Submitted to: American Chemical Society National Meeting
Publication Type: Abstract Only
Publication Acceptance Date: 8/31/2005
Publication Date: 8/31/2005
Citation: Eller, F.J., Taylor, S.L. 2005. Use of critical carbon dioxide to optimize an enzyme catalyzed reaction (abstract). American Chemical Society National Meeting. Abstract Book (Fall 2005). 52.

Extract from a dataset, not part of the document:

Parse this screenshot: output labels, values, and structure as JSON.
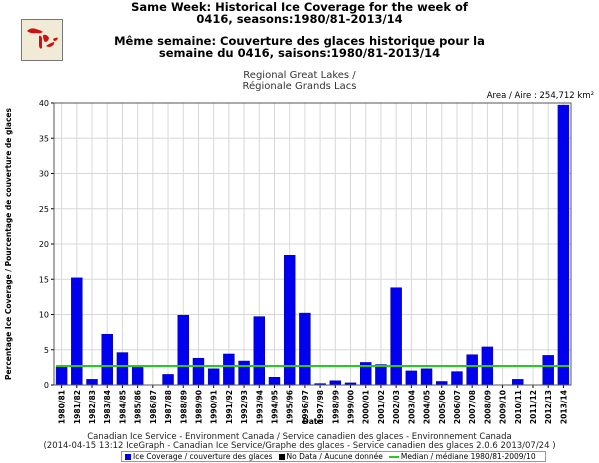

Technical Abstract: It was hypothesized that the equilibrium point of an enzyme-catalyzed reaction could be shifted to the right if the product could be partitioned into an immiscible carbon dioxide (CO2) phase. The molar ratios of starting material to product in CO2 were compared over a range of temperatures and pressures to determine if a given combination may be useful in driving the equilibrium of the reaction. The experimental set up included a 300 mL stirred reactor, a supercritical fluid chromatograph (SFC) for analyzing samples in the CO2 phase within the reactor, two syringe pumps to maintain the pressure during sampling, and a third syringe pump to introduce CO2. A circulating water bath was used to control the temperature of the system. SFC samples could be taken without removing a significant amount of material and changing the component concentrations in the process. Similarly, the temperature and pressure could be changed without disturbing the original component ratios. The initial molar ratio of starting material to product was 1:1, representing the theoretical equilibrium point of the reaction. After adding 150 mL of this mixture, the vessel was sealed, pressurized and allowed to reach the desired temperature. All possible combinations of six temperatures (i.e., 20, 30, 40, 50, 60, & 70°C) with four pressures (i.e., 6.9, 8.3, 10.3, & 13.8 MPa) were tested. Although the solubilities of all components were proportional to the density of the CO2 over the ranges tested in this experiment (i.e., proportional to pressure and inversely proportional to the temperature) the changes with temperature and pressure were not equal for the components. Some combinations resulted in a much higher ratio of product to starting material in the CO2, suggesting that the equilibrium could indeed be shifted to the right. Other combinations resulted in a higher ratio of starting material to product.